La Gazette Nord-Pas de Calais, 24 février 2007, par Julia Dubreuil

Suivez le cerf

À l’origine de L’Autre Monde est un Cerf courant sous bois, petit tableau de Gustave Courbet exposé au Musée Maison natale du peintre à Ornans, dans le Doubs. Si Christian Garcin ne se souvient pas avoir vu ce tableau, il en a conservé une reproduction sur carte postale qui sert de point de départ à cet ouvrage. Passage furtif d’un cerf sur un fond indistinct de vert et de brun, la peinture de Courbet devient support à une réflexion sur la notion d’un « autre monde » qui hante l’auteur, et qu’il tente de définir par la parole, même si son expérience est semble‑t‑il, au‑delà des mots.

« La forêt ici à peine esquissée ouvre pour moi sur le mystère d’un monde où nous n’avons nulle place […], un espace irréductible à toute formulation » : le monde primordial, animal, de « l’expérience immédiate » des choses. Saisi par le tableau, l’auteur déroule librement le fil de sa pensée pour tisser « un réseau de correspondances hasardeuses » entre différents souvenirs et émotions artistiques.
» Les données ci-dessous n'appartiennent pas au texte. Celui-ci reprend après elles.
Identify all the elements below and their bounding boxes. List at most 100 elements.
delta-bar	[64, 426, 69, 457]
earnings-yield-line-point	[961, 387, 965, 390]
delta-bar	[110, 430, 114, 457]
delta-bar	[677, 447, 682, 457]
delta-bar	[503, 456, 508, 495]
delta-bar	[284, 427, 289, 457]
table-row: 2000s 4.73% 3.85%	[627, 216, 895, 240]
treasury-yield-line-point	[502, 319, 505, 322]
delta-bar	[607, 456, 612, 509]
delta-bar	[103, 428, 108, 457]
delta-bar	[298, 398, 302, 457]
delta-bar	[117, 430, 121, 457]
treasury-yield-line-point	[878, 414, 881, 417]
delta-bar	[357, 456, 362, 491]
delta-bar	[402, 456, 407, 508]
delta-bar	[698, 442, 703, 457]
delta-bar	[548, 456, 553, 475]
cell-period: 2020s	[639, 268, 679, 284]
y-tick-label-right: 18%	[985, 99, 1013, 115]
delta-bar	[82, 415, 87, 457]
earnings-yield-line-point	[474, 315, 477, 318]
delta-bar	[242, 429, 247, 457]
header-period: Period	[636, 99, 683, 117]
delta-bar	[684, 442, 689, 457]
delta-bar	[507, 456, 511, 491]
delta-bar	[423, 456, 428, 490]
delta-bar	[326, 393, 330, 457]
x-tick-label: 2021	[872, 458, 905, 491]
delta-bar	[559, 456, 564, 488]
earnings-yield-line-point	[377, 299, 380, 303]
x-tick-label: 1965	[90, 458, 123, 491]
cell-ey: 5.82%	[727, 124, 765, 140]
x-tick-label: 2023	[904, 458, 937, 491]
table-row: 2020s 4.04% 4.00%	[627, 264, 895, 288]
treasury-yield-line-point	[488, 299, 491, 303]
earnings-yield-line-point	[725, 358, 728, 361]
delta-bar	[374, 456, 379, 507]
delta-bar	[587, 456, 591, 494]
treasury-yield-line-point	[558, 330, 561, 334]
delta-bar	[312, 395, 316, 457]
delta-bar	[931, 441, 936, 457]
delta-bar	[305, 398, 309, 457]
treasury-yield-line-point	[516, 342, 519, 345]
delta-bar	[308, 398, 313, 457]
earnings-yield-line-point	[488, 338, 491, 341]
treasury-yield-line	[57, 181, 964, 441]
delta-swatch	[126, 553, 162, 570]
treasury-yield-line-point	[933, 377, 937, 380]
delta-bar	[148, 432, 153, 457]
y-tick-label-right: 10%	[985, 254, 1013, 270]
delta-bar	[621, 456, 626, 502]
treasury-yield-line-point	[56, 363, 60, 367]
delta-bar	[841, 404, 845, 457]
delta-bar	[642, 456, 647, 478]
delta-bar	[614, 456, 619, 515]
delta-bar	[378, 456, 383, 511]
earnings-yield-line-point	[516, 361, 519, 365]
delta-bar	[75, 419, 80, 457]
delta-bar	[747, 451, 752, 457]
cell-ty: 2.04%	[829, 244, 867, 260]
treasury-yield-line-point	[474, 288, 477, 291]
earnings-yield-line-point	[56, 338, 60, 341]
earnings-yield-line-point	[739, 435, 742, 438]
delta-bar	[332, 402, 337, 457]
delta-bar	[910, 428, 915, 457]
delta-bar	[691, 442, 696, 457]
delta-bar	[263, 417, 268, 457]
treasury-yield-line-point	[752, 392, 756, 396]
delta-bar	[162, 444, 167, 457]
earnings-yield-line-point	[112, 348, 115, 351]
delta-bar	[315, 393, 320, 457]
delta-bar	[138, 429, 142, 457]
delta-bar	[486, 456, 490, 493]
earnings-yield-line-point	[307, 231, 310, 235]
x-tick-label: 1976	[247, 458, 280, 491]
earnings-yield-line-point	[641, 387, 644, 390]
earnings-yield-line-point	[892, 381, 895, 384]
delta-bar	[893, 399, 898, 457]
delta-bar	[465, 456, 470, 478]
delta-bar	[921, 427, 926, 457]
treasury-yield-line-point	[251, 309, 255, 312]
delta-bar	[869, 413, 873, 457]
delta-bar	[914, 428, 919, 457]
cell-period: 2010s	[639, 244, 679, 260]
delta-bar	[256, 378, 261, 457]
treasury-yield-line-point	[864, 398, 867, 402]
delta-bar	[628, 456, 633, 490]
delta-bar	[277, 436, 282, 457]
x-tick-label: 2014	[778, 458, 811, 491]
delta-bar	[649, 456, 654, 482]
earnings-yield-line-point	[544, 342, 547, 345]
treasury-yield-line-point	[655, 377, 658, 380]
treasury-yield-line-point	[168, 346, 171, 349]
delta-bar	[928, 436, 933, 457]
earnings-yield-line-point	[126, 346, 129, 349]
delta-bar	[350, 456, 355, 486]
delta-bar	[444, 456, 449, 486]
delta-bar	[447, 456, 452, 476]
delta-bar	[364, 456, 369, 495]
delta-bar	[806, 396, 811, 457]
L’ouvrage mêle ainsi des passages autobiographiques, récits de chasse réels ou fictifs, à une réflexion nourrie de références littéraires, artistiques et cinématographiques. Tristan et Yseult cachés dans la forêt du Morois, l’épisode de la mort de Pan raconté dans un dialogue de Plutarque, mais aussi Le Terrier de Franz Kafka et l’œuvre du cinéaste Andreï Tarkovski sont ainsi convoqués pour cerner par approches successives ce sentiment furtif d’un autre monde. Conscient des difficultés de l’entreprise, l’auteur n’en parvient pas moins à nous entraîner dans sa rêverie hybride, teintée de mystère et de lyrisme. Une séduisante expérience de lecture aux confins de l’essai et de la nouvelle, presque aussi indéfinissable que « l’autre monde ».